Remembering this way turned it into mythological truth, formed through the
weird old tradition of oral storytelling. The story we wrote is heavily
fictionalized, and that reflects the memory distortion and modern perceptions
of a far removed time period.
How we wrote is in contrast to New Orleans after the Deluge
which is journalistic in process and purpose. It looks at people, draws their
faces and transcribes their voices, to bring awareness to the realities of
their experience. Ours is a tall tale and a ghost story, exaggerated to reflect
the weird distance of time and memory as well as the weirdness of a time when
people shoot at each other to take what they want.
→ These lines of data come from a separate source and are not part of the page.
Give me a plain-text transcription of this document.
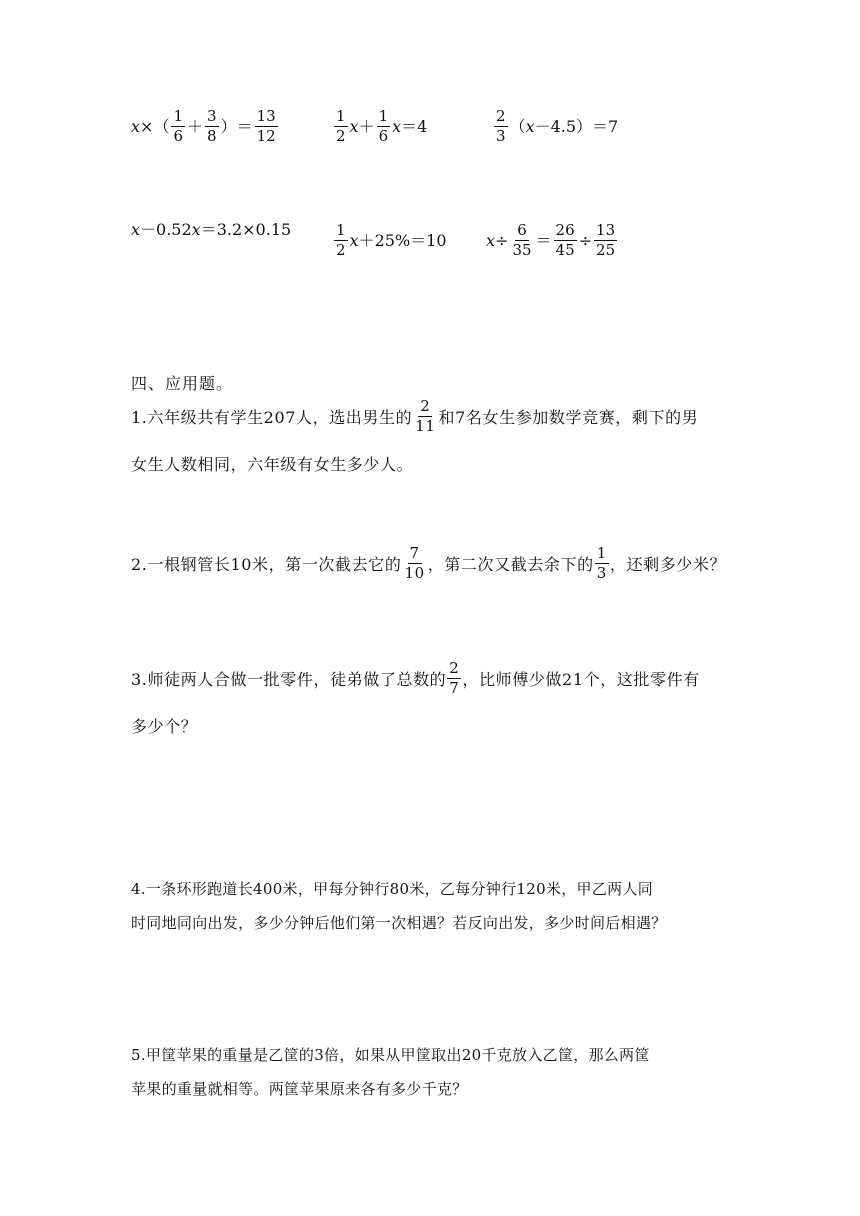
x ×（ $\frac{1}{6} + \frac{3}{8}$ ）＝ $\frac{13}{12}$	$\frac{1}{2}$ $x + \frac{1}{6}$ x ＝4	$\frac{2}{3}$ （ x －4.5）＝7
x －0.52 x ＝3.2×0.15	$\frac{1}{2}$ x ＋25%＝10 $x \div \frac{6}{35} = \frac{26}{45} \div \frac{13}{25}$
四、应用题。
1.六年级共有学生207人，选出男生的 $\frac{2}{11}$ 和7名女生参加数学竞赛，剩下的男
女生人数相同，六年级有女生多少人。
2.一根钢管长10米，第一次截去它的 $\frac{7}{10}$ ，第二次又截去余下的 $\frac{1}{3}$ ，还剩多少米？
3.师徒两人合做一批零件，徒弟做了总数的 $\frac{2}{7}$ ，比师傅少做21个，这批零件有
多少个？
4.一条环形跑道长400米，甲每分钟行80米，乙每分钟行120米，甲乙两人同
时同地同向出发，多少分钟后他们第一次相遇？若反向出发，多少时间后相遇？
5.甲筐苹果的重量是乙筐的3倍，如果从甲筐取出20千克放入乙筐，那么两筐
苹果的重量就相等。两筐苹果原来各有多少千克？
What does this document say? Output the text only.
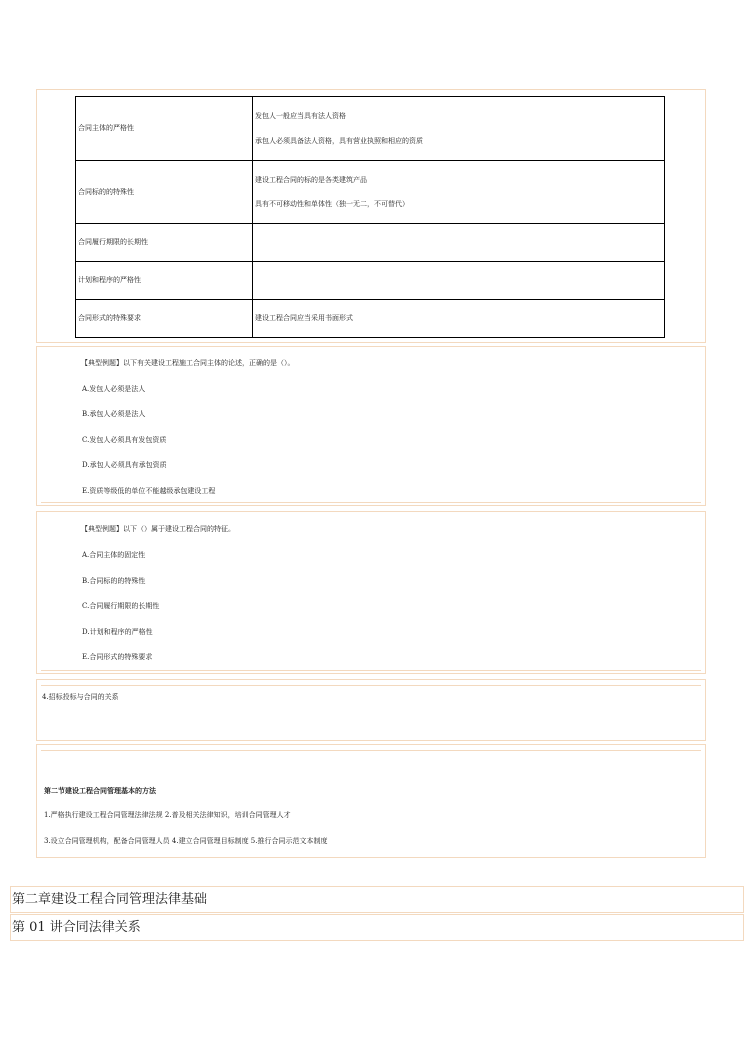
合同主体的严格性	发包人一般应当具有法人资格
承包人必须具备法人资格，具有营业执照和相应的资质

合同标的的特殊性	建设工程合同的标的是各类建筑产品
具有不可移动性和单体性（独一无二，不可替代）

合同履行期限的长期性	
计划和程序的严格性	
合同形式的特殊要求	建设工程合同应当采用书面形式
【典型例题】以下有关建设工程施工合同主体的论述，正确的是（）。
A.发包人必须是法人
B.承包人必须是法人
C.发包人必须具有发包资质
D.承包人必须具有承包资质
E.资质等级低的单位不能越级承包建设工程
【典型例题】以下（）属于建设工程合同的特征。
A.合同主体的固定性
B.合同标的的特殊性
C.合同履行期限的长期性
D.计划和程序的严格性
E.合同形式的特殊要求
4.招标投标与合同的关系
第二节建设工程合同管理基本的方法
1.严格执行建设工程合同管理法律法规 2.普及相关法律知识，培训合同管理人才
3.设立合同管理机构，配备合同管理人员 4.建立合同管理目标制度 5.推行合同示范文本制度
第二章建设工程合同管理法律基础
第 01 讲合同法律关系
Ours is also a critique of
the attitudes of a time where actions like that are acceptable, and of how cool
a younger version of me thought the violence was.
Tom: To finish our screenplay, we drew upon another story
from our ancestry. In the same book
before mentioned, Dale Hartvigsen writes about a time when JF Hartvigsen met a
naked Indian on horseback by his homestead.
The Indian was hunting for food while JF was tilling the land. The contrast between settler and nomad was
very interesting to us. Here are our
ancestors trying to “own” the land, even fighting over it, when in reality it
had always belonged to the Indians. In
our story, after all of the settlers have killed each other for land ownership,
the Indian kicks the cabin and it falls to the ground.